Wednesday, July 23, 2008

airport abuse

CBS 2 has an article about complaints about airport screeners (link from Instapundit). They describe what sound like some pretty abusive incidents. However, the TSA only answers with this:
A spokesman said that out of 2 billion passengers screened nationwide since 9-11, there have been only 110,000 abuse complaints.
What does that mean? 110,000 complaints sounds like a hell of a lot of complaints. Sure, it's a small fraction of the total screened, but what is a reasonable number for things like this? Keep in mind that most of those screened just take off their shoes and belt and walk though the metal detector. What percent of those taken aside for special attention complain? What percentage of complaints do police from interactions with the public? What percentage do private security guards get? Is the TSA number high or low with respect to these similar professions? And are there certain screeners who get a lot more complaints than others?

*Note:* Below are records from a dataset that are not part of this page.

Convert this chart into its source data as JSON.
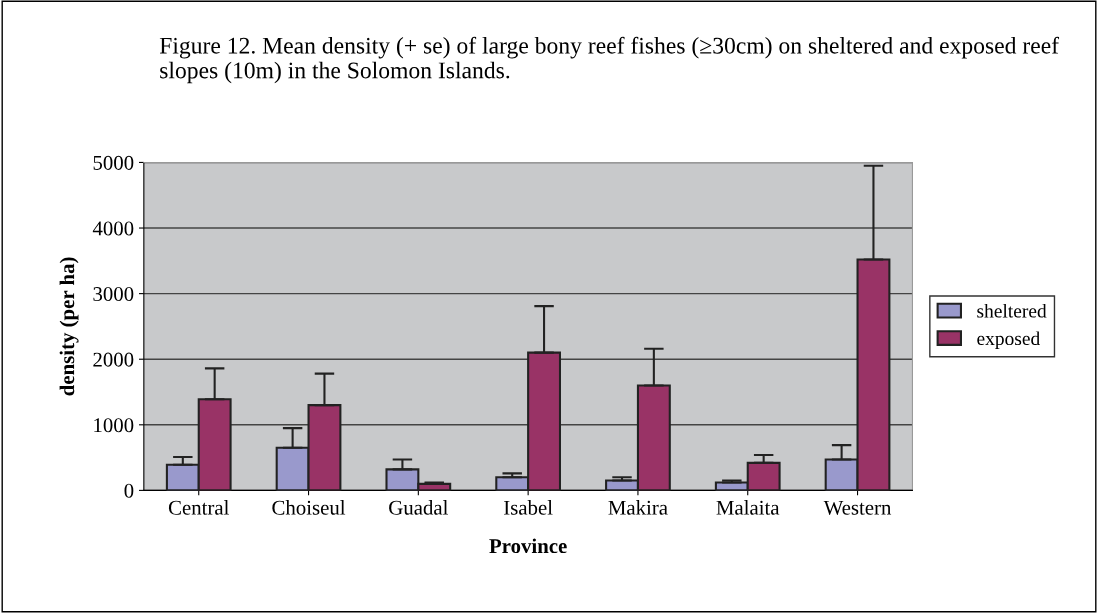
{
  "chart_data": {
    "type": "bar",
    "title": "Figure 12. Mean density (+ se) of large bony reef fishes (≥30cm) on sheltered and exposed reef slopes (10m) in the Solomon Islands.",
    "xlabel": "Province",
    "ylabel": "density (per ha)",
    "categories": [
      "Central",
      "Choiseul",
      "Guadal",
      "Isabel",
      "Makira",
      "Malaita",
      "Western"
    ],
    "series": [
      {
        "name": "sheltered",
        "color": "#9999cc",
        "values": [
          390,
          650,
          320,
          200,
          150,
          120,
          470
        ],
        "errors": [
          [
            390,
            510
          ],
          [
            650,
            950
          ],
          [
            320,
            470
          ],
          [
            200,
            260
          ],
          [
            150,
            200
          ],
          [
            120,
            150
          ],
          [
            470,
            690
          ]
        ]
      },
      {
        "name": "exposed",
        "color": "#993366",
        "values": [
          1390,
          1300,
          100,
          2100,
          1600,
          420,
          3520
        ],
        "errors": [
          [
            1390,
            1860
          ],
          [
            1300,
            1780
          ],
          [
            100,
            120
          ],
          [
            2100,
            2810
          ],
          [
            1600,
            2160
          ],
          [
            420,
            540
          ],
          [
            3520,
            4950
          ]
        ]
      }
    ],
    "ylim": [
      0,
      5000
    ],
    "yticks": [
      0,
      1000,
      2000,
      3000,
      4000,
      5000
    ],
    "grid": "y",
    "legend": "right"
  }
}
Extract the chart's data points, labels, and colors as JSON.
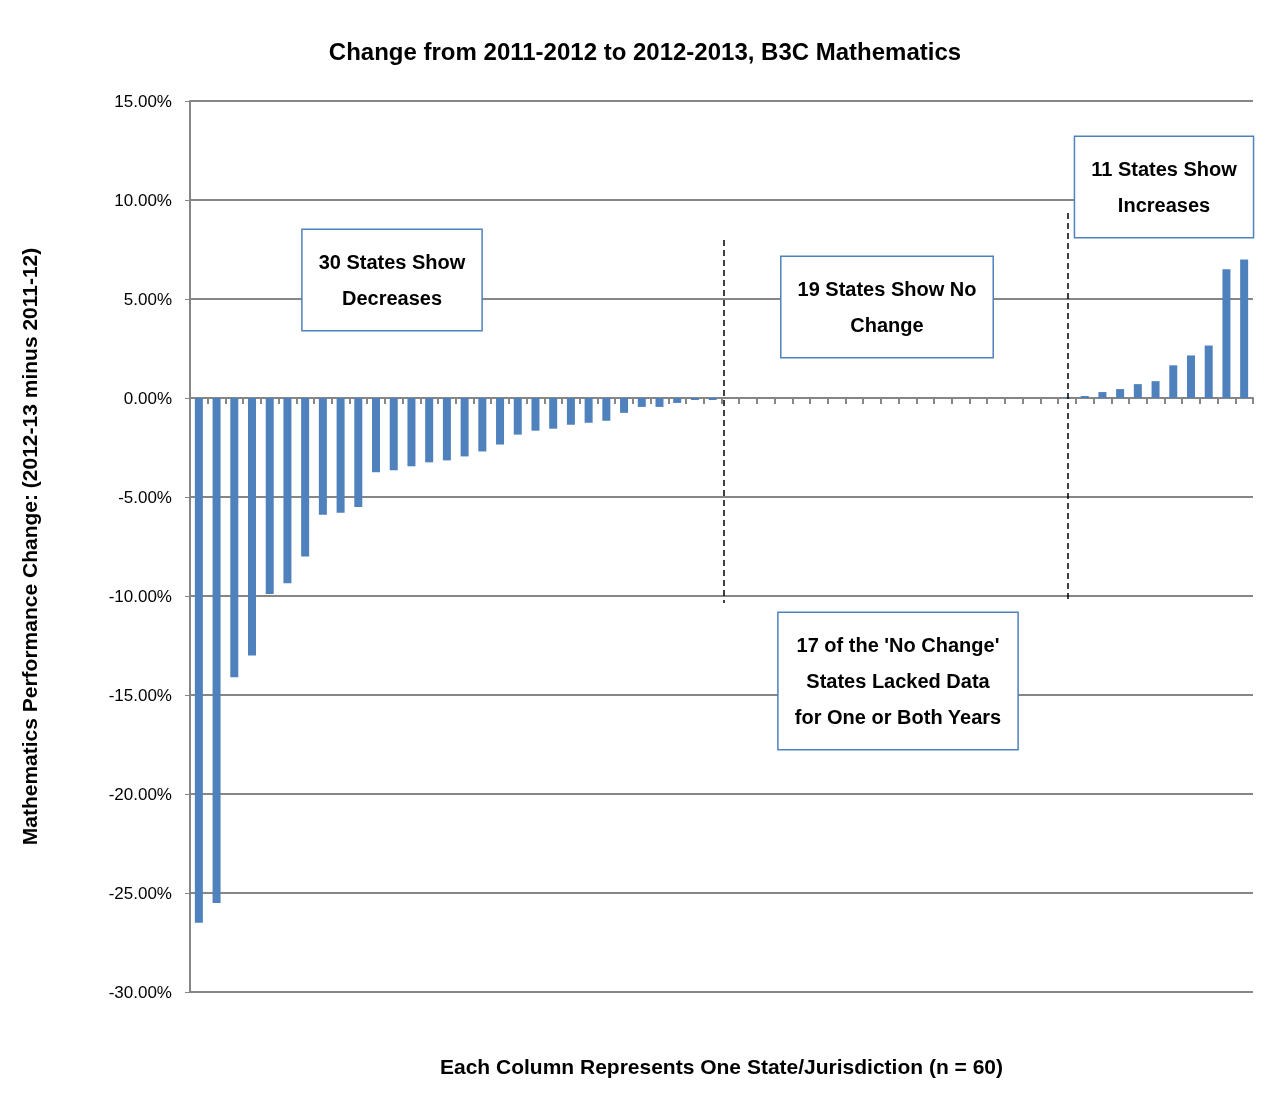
{
  "chart_data": {
    "type": "bar",
    "title": "Change from 2011-2012 to 2012-2013, B3C Mathematics",
    "xlabel": "Each Column Represents One State/Jurisdiction (n = 60)",
    "ylabel": "Mathematics Performance Change: (2012-13 minus 2011-12)",
    "categories": [
      null,
      null,
      null,
      null,
      null,
      null,
      null,
      null,
      null,
      null,
      null,
      null,
      null,
      null,
      null,
      null,
      null,
      null,
      null,
      null,
      null,
      null,
      null,
      null,
      null,
      null,
      null,
      null,
      null,
      null,
      null,
      null,
      null,
      null,
      null,
      null,
      null,
      null,
      null,
      null,
      null,
      null,
      null,
      null,
      null,
      null,
      null,
      null,
      null,
      null,
      null,
      null,
      null,
      null,
      null,
      null,
      null,
      null,
      null,
      null
    ],
    "values": [
      -26.5,
      -25.5,
      -14.1,
      -13.0,
      -9.9,
      -9.35,
      -8.0,
      -5.9,
      -5.8,
      -5.5,
      -3.75,
      -3.65,
      -3.45,
      -3.25,
      -3.15,
      -2.95,
      -2.7,
      -2.35,
      -1.85,
      -1.65,
      -1.55,
      -1.35,
      -1.25,
      -1.15,
      -0.75,
      -0.45,
      -0.45,
      -0.25,
      -0.1,
      -0.1,
      0,
      0,
      0,
      0,
      0,
      0,
      0,
      0,
      0,
      0,
      0,
      0,
      0,
      0,
      0,
      0,
      0,
      0,
      0,
      0.05,
      0.1,
      0.3,
      0.45,
      0.7,
      0.85,
      1.65,
      2.15,
      2.65,
      6.5,
      7.0
    ],
    "color": "#4f81bd",
    "ylim": [
      -30,
      15
    ],
    "yticks": [
      {
        "value": -30,
        "label": "-30.00%"
      },
      {
        "value": -25,
        "label": "-25.00%"
      },
      {
        "value": -20,
        "label": "-20.00%"
      },
      {
        "value": -15,
        "label": "-15.00%"
      },
      {
        "value": -10,
        "label": "-10.00%"
      },
      {
        "value": -5,
        "label": "-5.00%"
      },
      {
        "value": 0,
        "label": "0.00%"
      },
      {
        "value": 5,
        "label": "5.00%"
      },
      {
        "value": 10,
        "label": "10.00%"
      },
      {
        "value": 15,
        "label": "15.00%"
      }
    ],
    "grid": "y",
    "annotations": [
      "30 States Show\nDecreases",
      "19 States Show No\nChange",
      "11 States Show\nIncreases",
      "17 of the 'No Change'\nStates Lacked Data\nfor One or Both Years"
    ]
  }
}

And of course those who face only minor abuse won't bother to complain because we all know that such complaints will be ignored. I once had a Swiss Army knife taken from me. The knife blade was only an inch long and it was utterly useless as a weapon. And it had some sentimental value to me --but that didn't matter, I was forced to give it up anyway. But I didn't fill out a complaint form because I knew that it would do no good whatsoever. It can be assumed that most of these complaints were by people who felt that their own experiences were unusually abusive --bad enough to be worth trying to do something about.

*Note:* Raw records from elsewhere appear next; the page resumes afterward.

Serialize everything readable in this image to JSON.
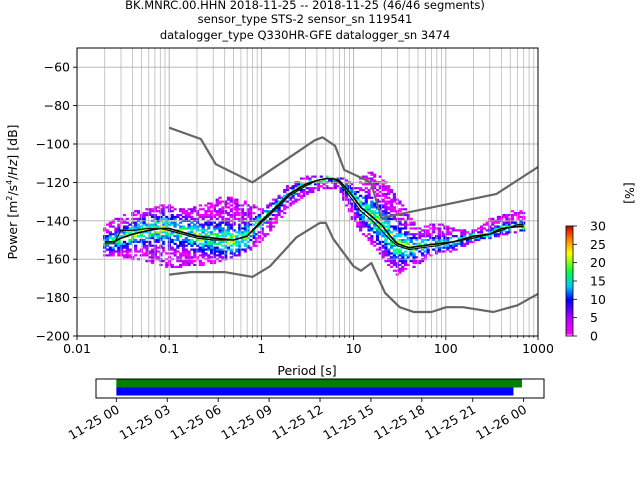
{
  "title_lines": [
    "BK.MNRC.00.HHN   2018-11-25 -- 2018-11-25  (46/46 segments)",
    "sensor_type STS-2 sensor_sn 119541",
    "datalogger_type Q330HR-GFE datalogger_sn 3474"
  ],
  "chart_data": [
    {
      "type": "heatmap",
      "chart_name": "PPSD",
      "xlabel": "Period [s]",
      "ylabel": "Power [m²/s⁴/Hz] [dB]",
      "xscale": "log",
      "xlim": [
        0.01,
        1000
      ],
      "ylim": [
        -200,
        -50
      ],
      "x_ticks": [
        0.01,
        0.1,
        1,
        10,
        100,
        1000
      ],
      "x_tick_labels": [
        "0.01",
        "0.1",
        "1",
        "10",
        "100",
        "1000"
      ],
      "y_ticks": [
        -200,
        -180,
        -160,
        -140,
        -120,
        -100,
        -80,
        -60
      ],
      "y_tick_labels": [
        "−200",
        "−180",
        "−160",
        "−140",
        "−120",
        "−100",
        "−80",
        "−60"
      ],
      "grid": true,
      "colorbar": {
        "label": "[%]",
        "range": [
          0,
          30
        ],
        "ticks": [
          0,
          5,
          10,
          15,
          20,
          25,
          30
        ],
        "colormap": "pqlx"
      },
      "colors": {
        "noise_model": "#666666",
        "mean": "#000000",
        "mode": "#111111"
      },
      "series": [
        {
          "role": "noise_model_high",
          "x": [
            0.1,
            0.22,
            0.32,
            0.8,
            3.8,
            4.6,
            6.3,
            7.9,
            15.4,
            20,
            354.8,
            1000
          ],
          "y": [
            -91.5,
            -97.4,
            -110.5,
            -120,
            -98,
            -96.5,
            -101,
            -113.5,
            -120,
            -138.5,
            -126,
            -112
          ]
        },
        {
          "role": "noise_model_low",
          "x": [
            0.1,
            0.17,
            0.4,
            0.8,
            1.24,
            2.4,
            4.3,
            5,
            6,
            10,
            12,
            15.6,
            21.9,
            31.6,
            45,
            70,
            101,
            154,
            328,
            600,
            1000
          ],
          "y": [
            -168,
            -166.7,
            -166.7,
            -169.2,
            -163.7,
            -148.6,
            -141.1,
            -141.1,
            -149.3,
            -163.7,
            -166,
            -162,
            -177.5,
            -185,
            -187.5,
            -187.5,
            -185,
            -185,
            -187.5,
            -184,
            -178
          ]
        },
        {
          "role": "mean",
          "x": [
            0.02,
            0.025,
            0.03,
            0.04,
            0.06,
            0.08,
            0.1,
            0.14,
            0.2,
            0.3,
            0.5,
            0.7,
            1,
            1.5,
            2,
            3,
            4,
            5,
            6,
            7,
            9,
            12,
            16,
            20,
            25,
            30,
            40,
            55,
            80,
            120,
            200,
            300,
            400,
            600,
            700
          ],
          "y": [
            -151,
            -151,
            -149,
            -147,
            -145,
            -144,
            -144,
            -146,
            -148,
            -149,
            -150,
            -148,
            -140,
            -132,
            -126,
            -121,
            -119,
            -118,
            -118,
            -119,
            -125,
            -133,
            -138,
            -142,
            -148,
            -152,
            -154,
            -153,
            -152,
            -151,
            -148,
            -147,
            -144,
            -143,
            -143
          ]
        },
        {
          "role": "mode",
          "x": [
            0.02,
            0.025,
            0.03,
            0.04,
            0.06,
            0.08,
            0.1,
            0.14,
            0.2,
            0.3,
            0.5,
            0.7,
            1,
            1.5,
            2,
            3,
            4,
            5,
            6,
            7,
            9,
            12,
            16,
            20,
            25,
            30,
            40,
            55,
            80,
            120,
            200,
            300,
            400,
            600,
            700
          ],
          "y": [
            -152,
            -152,
            -145,
            -145,
            -144,
            -144,
            -145,
            -147,
            -149,
            -150,
            -150,
            -148,
            -141,
            -133,
            -127,
            -122,
            -119,
            -118,
            -118,
            -120,
            -127,
            -135,
            -140,
            -145,
            -150,
            -153,
            -155,
            -154,
            -153,
            -151,
            -149,
            -147,
            -145,
            -142,
            -142
          ]
        }
      ],
      "density_envelope": {
        "x": [
          0.02,
          0.03,
          0.05,
          0.08,
          0.1,
          0.15,
          0.25,
          0.4,
          0.7,
          1,
          1.5,
          2,
          3,
          5,
          7,
          10,
          15,
          20,
          30,
          50,
          80,
          120,
          200,
          300,
          400,
          600,
          700
        ],
        "upper": [
          -144,
          -138,
          -135,
          -133,
          -132,
          -135,
          -132,
          -128,
          -131,
          -135,
          -128,
          -122,
          -118,
          -117,
          -117,
          -122,
          -115,
          -118,
          -128,
          -145,
          -142,
          -144,
          -146,
          -140,
          -138,
          -135,
          -135
        ],
        "lower": [
          -158,
          -158,
          -160,
          -162,
          -164,
          -163,
          -162,
          -160,
          -156,
          -150,
          -140,
          -132,
          -126,
          -122,
          -123,
          -140,
          -150,
          -157,
          -168,
          -162,
          -156,
          -155,
          -150,
          -149,
          -147,
          -145,
          -145
        ]
      }
    },
    {
      "type": "bar",
      "chart_name": "coverage",
      "x_tick_labels": [
        "11-25 00",
        "11-25 03",
        "11-25 06",
        "11-25 09",
        "11-25 12",
        "11-25 15",
        "11-25 18",
        "11-25 21",
        "11-26 00"
      ],
      "x_range_hours": [
        -1.2,
        25.2
      ],
      "series": [
        {
          "role": "data_available",
          "color": "#008000",
          "start_hour": 0,
          "end_hour": 23.9
        },
        {
          "role": "psd_computed",
          "color": "#0000ff",
          "start_hour": 0,
          "end_hour": 23.4
        }
      ]
    }
  ]
}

And of these complaints, what percentage of them were resolved to the satisfaction of the complainers? If it's 0, and I suspect it is, then this would mean that all 110,000 complainers have been lying or over-reacting. So, what's more probable: that there are 110,000 people who falsely claimed to have suffered unusual levels of abuse from airport screeners, or that some airport screeners are abusing people?

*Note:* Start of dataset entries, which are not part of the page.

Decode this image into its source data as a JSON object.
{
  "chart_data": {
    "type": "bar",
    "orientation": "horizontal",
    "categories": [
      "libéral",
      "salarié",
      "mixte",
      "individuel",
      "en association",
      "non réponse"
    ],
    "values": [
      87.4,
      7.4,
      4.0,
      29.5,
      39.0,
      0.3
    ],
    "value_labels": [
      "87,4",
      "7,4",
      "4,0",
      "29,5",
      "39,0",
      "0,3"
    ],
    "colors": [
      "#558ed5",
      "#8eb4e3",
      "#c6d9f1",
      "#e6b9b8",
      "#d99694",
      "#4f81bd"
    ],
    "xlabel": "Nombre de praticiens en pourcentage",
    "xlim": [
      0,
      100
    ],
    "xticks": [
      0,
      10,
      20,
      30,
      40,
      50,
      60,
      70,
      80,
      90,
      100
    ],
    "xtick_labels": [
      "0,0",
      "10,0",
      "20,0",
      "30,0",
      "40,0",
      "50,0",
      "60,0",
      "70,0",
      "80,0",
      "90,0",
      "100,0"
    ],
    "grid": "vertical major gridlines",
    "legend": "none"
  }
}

Let me try to imagine myself as the sort of pervert who would get a thrill out of feeling up random women (this requires less imagination than you might think). Let me imagine further that I'm poorly educated, so that I can't get a good-enough job to pay strippers to let me feel them up. Then what kind of job might I look for? Obviously, I would want to be a male cheerleader (and people think George Bush is dumb). But let us suppose also that I'm too masculine to wear tights (another one I can easily imagine) and that I'm not particularly concerned whether these random women are amenable to the feeling up. Then what job should I go for? I'd say a TSA screener is just the job I want.

Now, I've probably just described a couple of million American men. What are the odds that none of them have managed to get jobs as TSA screeners? My concern is that the TSA does not take this possibility seriously, and that they don't take seriously the other character flaws that may lead people to want to be screeners, or that screeners just might randomly have: irrational hostility to certain people, a Napoleon complex, vindictiveness --there are a lot of flawed people who would be abusive in a roll like that of a TSA screener but I get the impression that the TSA is far more concerned with suppressing any uprising of sentiment against them and their jobs than they are at protecting the passengers from abuse. And so far, the TSA has done nothing --nothing at all-- to relieve this fear.

This attitude of the TSA has cost the airlines several thousand dollars of my money over the last few years. I've skipped trips that I normally would have taken, and driven when I normally would have flown, just because airport security has become so obnoxious. And I can't be that unusual. Why isn't the air industry concerned about this?